Reporting Casual Labor

Reporting Workers Considered Casual Labor

For certain industries, particularly construction, it’s a common practice to hire workers that are not paid through regular payroll, often referred to as casual labor. These individuals work just like bona fide employees except for not being on the payroll. See below to learn how to account for them during your payroll verification:

Implicit Employer-Employee Relationship

With casual labor there is an implicit employer-employee relationship, but without formal documentation. Payments made to such workers are generally chargeable in determining your premium since these individuals generally do not carry workers’ compensation coverage themselves. If these workers can produce proof of coverage, they may be omitted from the payroll verification process and not factored into your policy.
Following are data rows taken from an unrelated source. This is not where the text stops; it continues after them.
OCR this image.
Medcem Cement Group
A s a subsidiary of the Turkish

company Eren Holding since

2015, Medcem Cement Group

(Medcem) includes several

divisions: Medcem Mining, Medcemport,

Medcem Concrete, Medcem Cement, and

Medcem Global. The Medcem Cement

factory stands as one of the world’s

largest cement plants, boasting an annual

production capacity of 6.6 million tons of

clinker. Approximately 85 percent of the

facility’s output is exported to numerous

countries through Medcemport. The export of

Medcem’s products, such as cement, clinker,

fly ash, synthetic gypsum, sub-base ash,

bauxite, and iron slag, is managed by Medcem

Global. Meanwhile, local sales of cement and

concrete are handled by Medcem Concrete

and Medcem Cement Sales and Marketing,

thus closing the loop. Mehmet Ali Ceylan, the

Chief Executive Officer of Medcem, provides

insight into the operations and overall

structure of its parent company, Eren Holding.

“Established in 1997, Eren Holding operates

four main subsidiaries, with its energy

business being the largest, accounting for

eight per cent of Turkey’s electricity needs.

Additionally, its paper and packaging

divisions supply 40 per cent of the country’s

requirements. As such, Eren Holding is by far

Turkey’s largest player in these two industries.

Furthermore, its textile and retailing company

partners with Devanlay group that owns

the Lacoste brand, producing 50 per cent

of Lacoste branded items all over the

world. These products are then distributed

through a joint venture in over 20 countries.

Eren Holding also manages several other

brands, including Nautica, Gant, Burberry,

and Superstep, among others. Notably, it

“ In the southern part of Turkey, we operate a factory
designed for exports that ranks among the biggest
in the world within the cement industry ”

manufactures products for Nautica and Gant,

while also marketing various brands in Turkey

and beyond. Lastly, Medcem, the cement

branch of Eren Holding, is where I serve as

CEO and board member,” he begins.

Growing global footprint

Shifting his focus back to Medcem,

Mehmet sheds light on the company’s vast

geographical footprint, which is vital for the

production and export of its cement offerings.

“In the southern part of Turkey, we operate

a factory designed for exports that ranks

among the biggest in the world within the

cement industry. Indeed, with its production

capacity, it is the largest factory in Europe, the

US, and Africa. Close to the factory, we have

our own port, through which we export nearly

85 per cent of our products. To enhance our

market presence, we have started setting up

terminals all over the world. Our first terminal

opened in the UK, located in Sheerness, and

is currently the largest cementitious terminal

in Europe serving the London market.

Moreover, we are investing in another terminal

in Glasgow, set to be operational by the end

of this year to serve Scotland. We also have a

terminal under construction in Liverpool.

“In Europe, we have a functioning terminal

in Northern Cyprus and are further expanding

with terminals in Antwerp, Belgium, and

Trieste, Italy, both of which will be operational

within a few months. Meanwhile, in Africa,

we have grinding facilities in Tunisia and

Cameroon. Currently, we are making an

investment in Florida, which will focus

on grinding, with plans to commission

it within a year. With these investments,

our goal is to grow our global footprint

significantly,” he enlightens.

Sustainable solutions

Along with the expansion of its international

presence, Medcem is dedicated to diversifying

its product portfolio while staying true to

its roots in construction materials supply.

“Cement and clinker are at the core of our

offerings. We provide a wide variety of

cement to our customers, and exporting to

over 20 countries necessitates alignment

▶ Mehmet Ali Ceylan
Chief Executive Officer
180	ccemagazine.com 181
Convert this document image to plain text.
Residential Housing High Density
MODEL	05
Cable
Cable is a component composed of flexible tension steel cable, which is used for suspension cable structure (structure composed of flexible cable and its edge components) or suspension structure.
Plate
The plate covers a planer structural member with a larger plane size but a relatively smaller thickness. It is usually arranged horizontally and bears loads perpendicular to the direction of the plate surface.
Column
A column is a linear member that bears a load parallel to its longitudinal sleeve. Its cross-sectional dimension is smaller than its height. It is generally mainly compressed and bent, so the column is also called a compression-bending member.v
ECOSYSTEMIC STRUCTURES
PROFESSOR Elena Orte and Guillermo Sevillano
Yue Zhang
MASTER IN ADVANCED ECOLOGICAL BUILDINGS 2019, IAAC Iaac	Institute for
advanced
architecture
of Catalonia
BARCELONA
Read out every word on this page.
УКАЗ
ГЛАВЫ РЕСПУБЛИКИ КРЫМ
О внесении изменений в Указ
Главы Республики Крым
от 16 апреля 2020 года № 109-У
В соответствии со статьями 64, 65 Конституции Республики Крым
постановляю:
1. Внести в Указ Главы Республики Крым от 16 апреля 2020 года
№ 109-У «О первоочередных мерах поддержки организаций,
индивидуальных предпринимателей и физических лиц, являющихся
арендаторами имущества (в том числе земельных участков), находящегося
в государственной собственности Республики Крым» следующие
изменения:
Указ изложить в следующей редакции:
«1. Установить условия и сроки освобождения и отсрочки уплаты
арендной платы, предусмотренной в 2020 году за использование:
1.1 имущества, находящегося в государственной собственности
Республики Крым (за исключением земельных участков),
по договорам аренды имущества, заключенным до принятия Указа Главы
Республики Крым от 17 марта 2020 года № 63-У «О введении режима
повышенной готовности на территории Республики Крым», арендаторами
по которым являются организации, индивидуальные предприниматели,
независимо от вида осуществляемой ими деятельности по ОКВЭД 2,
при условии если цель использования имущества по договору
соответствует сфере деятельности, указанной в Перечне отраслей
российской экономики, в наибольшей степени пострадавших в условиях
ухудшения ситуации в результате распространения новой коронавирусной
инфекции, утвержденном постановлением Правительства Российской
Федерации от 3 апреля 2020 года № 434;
1099 Forms and Workers’ Comp

Policyholders are responsible to cover a worker who receives a 1099 Form if the business relationship between the policyholder and worker mimics that of an employer and employee. This relationship, whether contractual or otherwise, would establish that the worker is not a bona fide business and the work performed is related to the core operations of the hiring entity.

Obtaining Certificates of Insurance

The best way to verify that casual labor or 1099 workers are covered by workers’ compensation insurance is to obtain a Certificate of Insurance from them. These certificates should then be presented to NYSIF during the payroll verification process as proof of coverage.